C’est une tâche ingrate que de contre-interroger un client dont l’argent a disparu
En novembre 2022, les choses tournent mal pour Julliard. Il a suivi Bankman-Fried sur Twitter et a lu à haute voix « FTX va bien. Les actifs vont bien », tweete, ainsi que « FTX en a suffisamment pour couvrir tous les avoirs des clients. Nous n’investissons pas les actifs des clients » et quelques autres, qui ont donné à Julliard l’impression que son argent était là : le problème était peut-être technique (mesures anti-spam) ou réglementaire. Lorsqu’il a tenté de retirer son argent le 8 novembre, il était trop tard. Nous avons vu des captures d’écran de ses tentatives de retrait : 20 000 $ USD et environ 4 Bitcoins, qui valaient environ 20 000 $ à l’époque : environ 100 000 $ d’argent, inaccessibles.
C’est une tâche ingrate que de contre-interroger un client dont l’argent a disparu, mais Cohen a quand même essayé. Il a noté que Julliard était un courtier en matières premières agréé, qui négociait des crypto-monnaies parce qu’il n’était pas obligé de le divulguer ; que Julliard savait que la cryptographie était nouvelle et risquée, et que Julliard n’avait pas révisé les conditions de service qu’il avait acceptées lors de la création de son compte FTX.
Eh bien, bien sûr, mais et alors ?
Le prochain témoin appelé était Adam Yedidia, ancien colocataire de Bankman-Fried à l’université (et à FTX), sur lequel j’espère avoir beaucoup plus à dire demain.
Lorsque le jury a été révoqué, les avocats de Bankman-Fried ont déclaré au juge qu’il ne recevait pas toutes ses doses d’Adderall en prison.
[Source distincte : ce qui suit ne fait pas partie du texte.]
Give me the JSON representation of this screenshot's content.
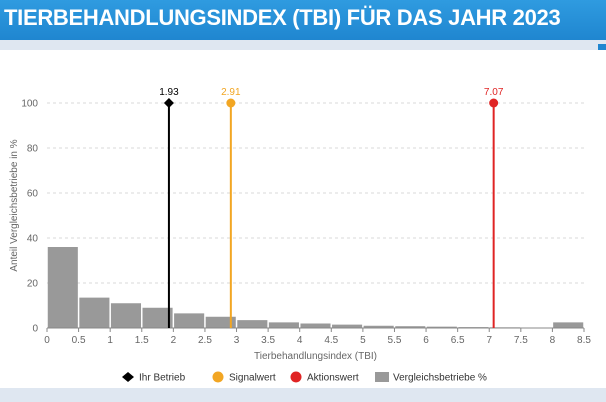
{
  "header": {
    "title": "TIERBEHANDLUNGSINDEX (TBI) FÜR DAS JAHR 2023"
  },
  "colors": {
    "ihr_betrieb": "#000000",
    "signalwert": "#f2a623",
    "aktionswert": "#e02424",
    "bars": "#999999",
    "header": "#1f86d0"
  },
  "chart_data": {
    "type": "bar",
    "title": "",
    "xlabel": "Tierbehandlungsindex (TBI)",
    "ylabel": "Anteil Vergleichsbetriebe in %",
    "xlim": [
      0,
      8.5
    ],
    "ylim": [
      0,
      100
    ],
    "x_ticks": [
      "0",
      "0.5",
      "1",
      "1.5",
      "2",
      "2.5",
      "3",
      "3.5",
      "4",
      "4.5",
      "5",
      "5.5",
      "6",
      "6.5",
      "7",
      "7.5",
      "8",
      "8.5"
    ],
    "y_ticks": [
      "0",
      "20",
      "40",
      "60",
      "80",
      "100"
    ],
    "bins": [
      {
        "from": 0,
        "to": 0.5,
        "value": 36
      },
      {
        "from": 0.5,
        "to": 1,
        "value": 13.5
      },
      {
        "from": 1,
        "to": 1.5,
        "value": 11
      },
      {
        "from": 1.5,
        "to": 2,
        "value": 9
      },
      {
        "from": 2,
        "to": 2.5,
        "value": 6.5
      },
      {
        "from": 2.5,
        "to": 3,
        "value": 5
      },
      {
        "from": 3,
        "to": 3.5,
        "value": 3.5
      },
      {
        "from": 3.5,
        "to": 4,
        "value": 2.5
      },
      {
        "from": 4,
        "to": 4.5,
        "value": 2
      },
      {
        "from": 4.5,
        "to": 5,
        "value": 1.5
      },
      {
        "from": 5,
        "to": 5.5,
        "value": 1
      },
      {
        "from": 5.5,
        "to": 6,
        "value": 0.8
      },
      {
        "from": 6,
        "to": 6.5,
        "value": 0.6
      },
      {
        "from": 6.5,
        "to": 7,
        "value": 0.4
      },
      {
        "from": 7,
        "to": 7.5,
        "value": 0.3
      },
      {
        "from": 7.5,
        "to": 8,
        "value": 0.2
      },
      {
        "from": 8,
        "to": 8.5,
        "value": 2.5
      }
    ],
    "markers": [
      {
        "key": "ihr_betrieb",
        "name": "Ihr Betrieb",
        "x": 1.93,
        "label": "1.93",
        "shape": "diamond"
      },
      {
        "key": "signalwert",
        "name": "Signalwert",
        "x": 2.91,
        "label": "2.91",
        "shape": "circle"
      },
      {
        "key": "aktionswert",
        "name": "Aktionswert",
        "x": 7.07,
        "label": "7.07",
        "shape": "circle"
      }
    ],
    "legend": {
      "position": "bottom",
      "items": [
        "Ihr Betrieb",
        "Signalwert",
        "Aktionswert",
        "Vergleichsbetriebe %"
      ]
    },
    "grid": "horizontal"
  }
}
La défense semblait être en train de préparer les motifs d’un appel – il a déjà été soutenu que la détention d’Adderall par la prison rendait difficile à Bankman-Fried la préparation de sa défense. Compte tenu de ce que j’ai vu aujourd’hui, lancer un appel semble judicieux. Il s’agit, au minimum, de gestion des risques.